One ABC board declined to list a new product, even though it was approved for sale and available at the distillery and in several counties. “Not because it’s a low-quality product,” the distiller said … “because they feel like our other stuff’s not selling fast enough.”
Another distiller waited for three months after approval for his product — which has won national awards — to make it into stores, despite a large deal to sell it in a popular venue. The same distiller said as his product collected dust in the state warehouse, cases of a less expensive product — which received money through a state grant — were rushed into ABC stores.
Yet another distiller says several of its products were delisted over a perceived problem that was more cosmetic than anything, and that a sales clerk could easily explain to customers. But the local board wouldn’t budge, the distiller said, even after extensive market research and sales analysis.
“We did everything to prove his point wrong,” the distiller said of one ABC official. “He didn’t like [the products].”
The product was not only delisted, but the ABC failed to inform the affected distiller of the decision.
“No one had the balls to call us and tell us we were delisted,” the distiller said.
Distillers cite disagreements with officials from local ABC boards that are often nonsensical and many times based not on facts but on bias and opinion.
An ABC official, says one distiller, told a representative from a distiller, “I’’m not carrying your product unless a restaurant orders it.’
“There shouldn’t be a man sitting behind the desk who has that authority,” the distiller said,
Someone who represents a group of distilleries told CJ about a festival in which several of the distillers were approved for booths.
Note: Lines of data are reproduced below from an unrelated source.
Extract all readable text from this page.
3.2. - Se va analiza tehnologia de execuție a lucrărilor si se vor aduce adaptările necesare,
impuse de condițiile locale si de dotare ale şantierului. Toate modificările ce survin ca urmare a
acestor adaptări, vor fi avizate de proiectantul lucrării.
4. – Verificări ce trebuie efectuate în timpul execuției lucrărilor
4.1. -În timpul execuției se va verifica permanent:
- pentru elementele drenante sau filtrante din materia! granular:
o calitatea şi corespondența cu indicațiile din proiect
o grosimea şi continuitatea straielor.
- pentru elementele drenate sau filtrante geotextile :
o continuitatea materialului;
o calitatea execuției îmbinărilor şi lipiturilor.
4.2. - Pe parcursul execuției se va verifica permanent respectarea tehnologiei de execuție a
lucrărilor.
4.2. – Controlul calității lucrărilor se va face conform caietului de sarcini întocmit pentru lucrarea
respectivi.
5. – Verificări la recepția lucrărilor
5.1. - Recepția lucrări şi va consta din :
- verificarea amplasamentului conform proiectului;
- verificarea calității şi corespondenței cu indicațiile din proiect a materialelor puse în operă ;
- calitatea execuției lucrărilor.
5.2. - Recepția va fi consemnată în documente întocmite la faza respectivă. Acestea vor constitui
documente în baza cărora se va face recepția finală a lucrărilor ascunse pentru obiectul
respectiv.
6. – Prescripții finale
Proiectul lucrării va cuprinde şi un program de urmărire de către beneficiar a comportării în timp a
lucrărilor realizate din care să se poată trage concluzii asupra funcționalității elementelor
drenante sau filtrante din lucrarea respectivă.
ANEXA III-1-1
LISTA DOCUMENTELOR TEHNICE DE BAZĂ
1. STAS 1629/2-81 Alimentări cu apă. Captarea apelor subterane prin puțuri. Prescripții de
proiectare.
A week or so before the event the representative was told a distiller who makes vodka — another vodka producer was a festival sponsor — wouldn’t be allowed to pour that spirit.
“OK, I guess I can do that,” the rep remembers thinking.
“But it bothered me.”
Later that day the rep received an email saying none of the distillers could pour, though many had already traveled to the festival from throughout the state. The booth fee was refunded, but the travel expenses weren’t. The official response was the respective city failed to get the required permits.
“That should have never happened,” says another distillery rep. “[The N.C. ABC doesn’t] have the capacity to keep us all on the same playing field, and they’re not looking at all the factors.
“All things that are hindering our industry could be making them money. All the time we’re trying to be as creative as can be just to sell our products. It doesn’t make any sense. We can’t do any cocktails, we can’t go out and market. Not to be able to do a tasting in ABC stores so at least the managers can taste and understand … it’s almost debilitating.”